The physical structure of a robot may have anthropomorphic features, but this is a rather narrow perception. There is a particularly useful classification of industrial robots that is based on their kinematic structure.
For example, consider the classification shown in Figure.
A kinematic classification for robotic manipulators. (a) Rectangular or Cartesian, (b) Cylindrical polar (R-P-P),
(c) Spherical polar (R-R-P), (d) Jointed spherical or articulated (3R).
Six degrees of freedom are required for a robot to arbitrarily position and orient an object in the three-dimensional space. It is customary to assign three of these degrees of freedom to the wrist that manipulates the end effector (hand), and the remaining three to the arm of the robot.
Since kinematic decoupling is desired for analytical simplicity, spherical wrists having three revolute (R) degrees of freedom with axes of motion coinciding at a single point (at the wrist) are commonly employed. Having decided on this configuration for the wrist, the kinematic structure of the arm can then be used as a basis for robot classification.
Specifically, the sequence of rotatory or revolute (R) joints and rectilinear or prismatic (P) joints employed in the arm structure will classify a robot. Four common classifications are shown in Figure: rectangular or Cartesian (3P), cylindrical (R-P-P or P-R-P), spherical or polar (R-R-P), and articulated or jointed spherical (3R).
Furthermore, selective compliant assembly robot arm (SCARA) configurations, where at least the first two of the three degrees of arm freedom do not face gravity (i.e., they employ vertical revolute axes or horizontal prismatic axes), are desired so that the actuators of the most demanding joints are not subjected to gravity loads.

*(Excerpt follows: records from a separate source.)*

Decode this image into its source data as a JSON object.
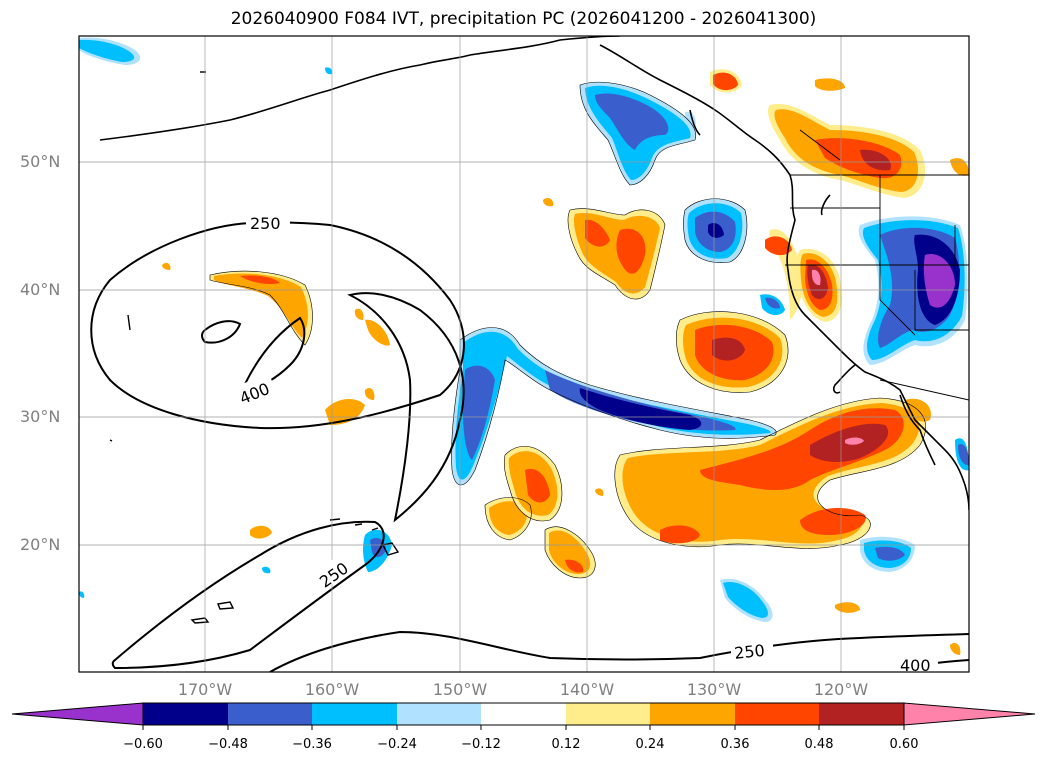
{
  "title": "2026040900 F084 IVT, precipitation PC (2026041200 - 2026041300)",
  "lat_labels": [
    "50°N",
    "40°N",
    "30°N",
    "20°N"
  ],
  "lon_labels": [
    "170°W",
    "160°W",
    "150°W",
    "140°W",
    "130°W",
    "120°W"
  ],
  "contour_labels": {
    "c250_a": "250",
    "c400_a": "400",
    "c250_b": "250",
    "c250_c": "250",
    "c400_b": "400"
  },
  "colorbar": {
    "ticks": [
      "−0.60",
      "−0.48",
      "−0.36",
      "−0.24",
      "−0.12",
      "0.12",
      "0.24",
      "0.36",
      "0.48",
      "0.60"
    ],
    "colors": [
      "#9932cc",
      "#00008b",
      "#3a5fcd",
      "#00bfff",
      "#b0e2ff",
      "#ffffff",
      "#ffec8b",
      "#ffa500",
      "#ff4500",
      "#b22222",
      "#ff82ab"
    ]
  }
}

Other classifications are possible as well. For example, robots may be classified according to the actuator type (e.g., hydraulic, dc servo, ac servo, stepper motor), by the transmission type (e.g., geared, direct-drive, harmonic-drive, timing-belt, chain and sprocket, tendoned, and traction-drive or friction-drive), by capacity and accuracy (e.g., heavy-duty industrial robots and microminiaturized finger robots), and by mobility (e.g., mobile robots and AGVs or automated guided vehicles).
Robotic tasks can be grouped broadly into (1) gross manipulation tasks and (2) fine manipulation tasks.

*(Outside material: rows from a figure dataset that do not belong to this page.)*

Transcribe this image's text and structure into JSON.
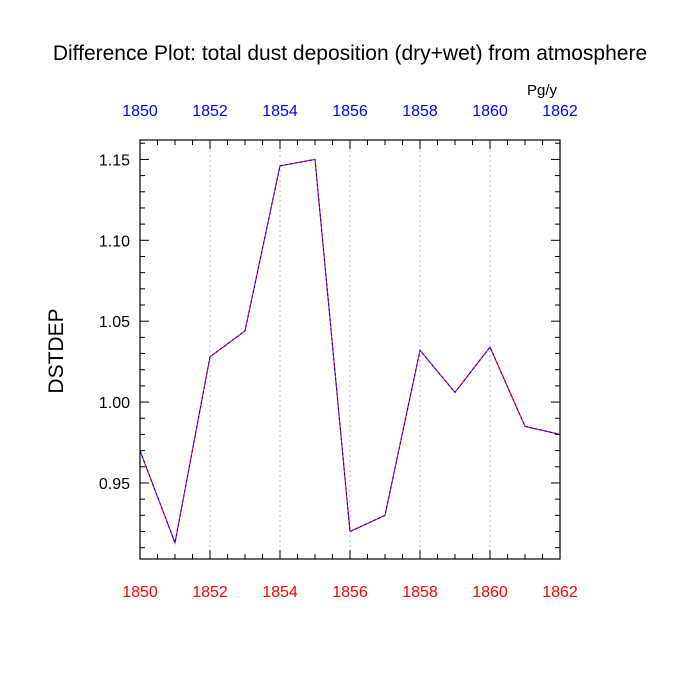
{
  "chart_data": {
    "type": "line",
    "title": "Difference Plot: total dust deposition (dry+wet) from atmosphere",
    "ylabel": "DSTDEP",
    "units_label": "Pg/y",
    "x": [
      1850,
      1851,
      1852,
      1853,
      1854,
      1855,
      1856,
      1857,
      1858,
      1859,
      1860,
      1861,
      1862
    ],
    "series": [
      {
        "values": [
          0.97,
          0.913,
          1.028,
          1.044,
          1.146,
          1.15,
          0.92,
          0.93,
          1.032,
          1.006,
          1.034,
          0.985,
          0.98
        ]
      }
    ],
    "xlim": [
      1850,
      1862
    ],
    "ylim": [
      0.903,
      1.162
    ],
    "x_ticks": [
      "1850",
      "1852",
      "1854",
      "1856",
      "1858",
      "1860",
      "1862"
    ],
    "y_ticks": [
      "0.95",
      "1.00",
      "1.05",
      "1.10",
      "1.15"
    ],
    "grid": "vertical dotted at major x ticks",
    "colors": {
      "line_primary": "#0000ff",
      "line_secondary": "#ff0000",
      "top_axis_labels": "#0000ff",
      "bottom_axis_labels": "#ff0000",
      "left_axis_labels": "#000000",
      "grid": "#bbbbbb"
    }
  }
}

Control of the motion trajectory of the robot end effector is directly applicable to tasks in the first category. Examples of such tasks are seam tracking in arc welding, spray painting, contour cutting (e.g., laser and water jet) and joining (e.g., gluing, sewing, ultrasonic and laser merging), and contour inspection (e.g., ultrasonic, electromagnetic, and optical). Force and tactile
considerations are generally crucial to tasks in the second category.

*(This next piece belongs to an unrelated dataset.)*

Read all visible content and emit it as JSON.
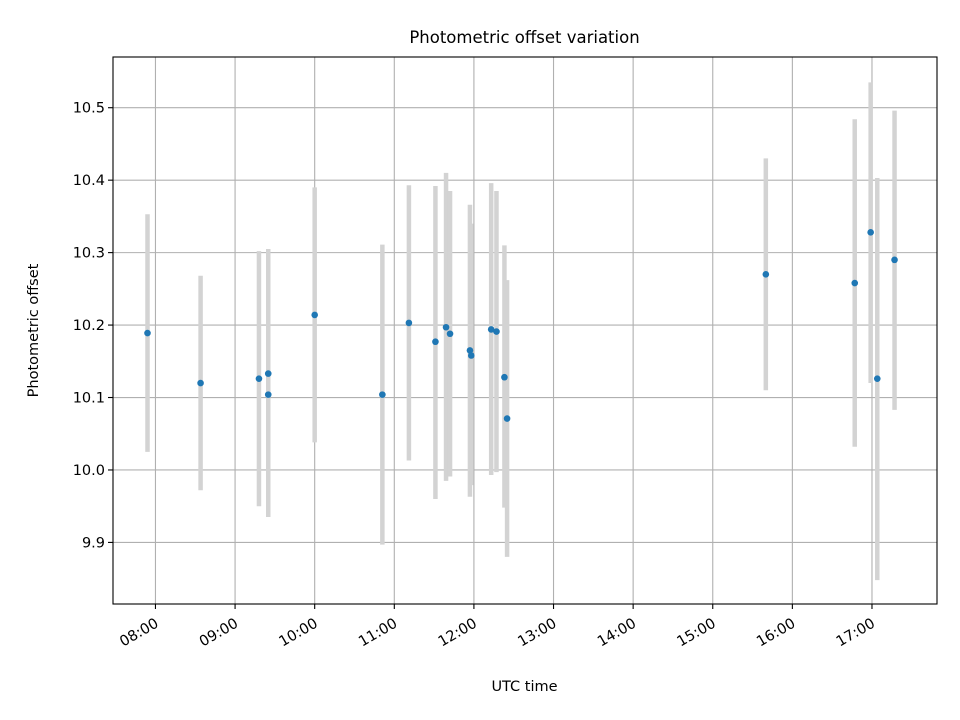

Part assembly, robotic surgery, machining, forging, and engraving are examples of fine manipulation tasks. It is intuitively clear that gross manipulation can be accomplished through motion control. But force control (including compliance control) also would be needed for accurate fine manipulation, particularly because small motion errors can result in excessive and damaging forces in this class of tasks.